Elizabeth was given the first place rosette after beating the six other dogs left in the final stage of the four-day competition.

Lhasa Apsos originate in Tibet and were used by Buddhist monks to alert them to any intruders.

Ms Anderson said she was in shock.

"I'm, sure somebody's going to pinch me in a minute and I'll wake up and it'll all be a dream. It hasn't sunk at all. I'll go home and probably burst out crying."

She said Elizabeth was a "very easy going dog" who loved the attention.

"She loves showing, she's always loved her show career, the bigger the applause the more she loves it," she said.

However she added that she may now retire Elizabeth from shows.

Image caption The first Crufts show was hosted in Islington, London, in 1891

All seven dogs had earlier won their individual best of breed and then best in group categories.

The other dogs in the final included Pomeranian Dreamer, Irish Water Spaniel Merlin, Old English Sheepdog Jimmy, Norwich Terrier Paris and Borzoi Luke.

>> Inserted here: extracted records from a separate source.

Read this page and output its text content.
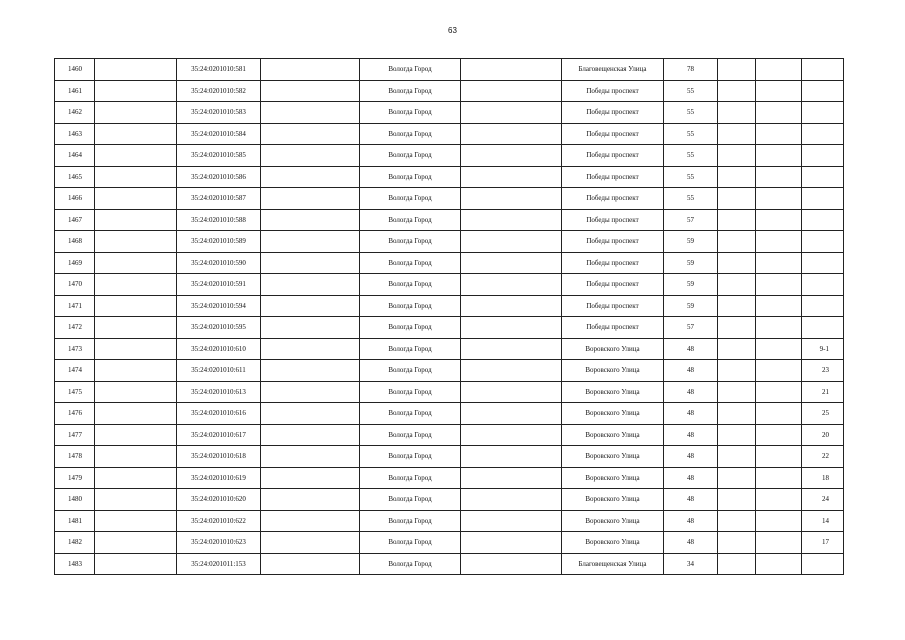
63
1460		35:24:0201010:581		Вологда Город		Благовещенская Улица	78			
1461		35:24:0201010:582		Вологда Город		Победы проспект	55			
1462		35:24:0201010:583		Вологда Город		Победы проспект	55			
1463		35:24:0201010:584		Вологда Город		Победы проспект	55			
1464		35:24:0201010:585		Вологда Город		Победы проспект	55			
1465		35:24:0201010:586		Вологда Город		Победы проспект	55			
1466		35:24:0201010:587		Вологда Город		Победы проспект	55			
1467		35:24:0201010:588		Вологда Город		Победы проспект	57			
1468		35:24:0201010:589		Вологда Город		Победы проспект	59			
1469		35:24:0201010:590		Вологда Город		Победы проспект	59			
1470		35:24:0201010:591		Вологда Город		Победы проспект	59			
1471		35:24:0201010:594		Вологда Город		Победы проспект	59			
1472		35:24:0201010:595		Вологда Город		Победы проспект	57			
1473		35:24:0201010:610		Вологда Город		Воровского Улица	48			9-1
1474		35:24:0201010:611		Вологда Город		Воровского Улица	48			23
1475		35:24:0201010:613		Вологда Город		Воровского Улица	48			21
1476		35:24:0201010:616		Вологда Город		Воровского Улица	48			25
1477		35:24:0201010:617		Вологда Город		Воровского Улица	48			20
1478		35:24:0201010:618		Вологда Город		Воровского Улица	48			22
1479		35:24:0201010:619		Вологда Город		Воровского Улица	48			18
1480		35:24:0201010:620		Вологда Город		Воровского Улица	48			24
1481		35:24:0201010:622		Вологда Город		Воровского Улица	48			14
1482		35:24:0201010:623		Вологда Город		Воровского Улица	48			17
1483		35:24:0201011:153		Вологда Город		Благовещенская Улица	34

The finalists were assessed by a Kennel Club-approved judge who examined them on their laps of honour and marked their overall health, condition, coat, character, temperament, movement, and the standards required by the organisation for their particular breed.

The reserve title was given to three-year-old Newfoundland Brutus and his owner Sonia Krockovci.

Earlier, Buster the spaniel was rewarded with the Friends for Life first place prize for his bravery during his five tours of duty.

As well as sniffing out suicide bombers, he assisted on foot patrols in Afghanistan's poppy fields, helped hunt Taliban insurgents and sought out booby trap bombs.

Buster, who is now set to retire at the home of RAF police sergeant Michael Barrow, was awarded the prize following a public vote.

He beat competition from service dogs, police dogs, assistance dogs, companion dogs and 2012 Games dogs.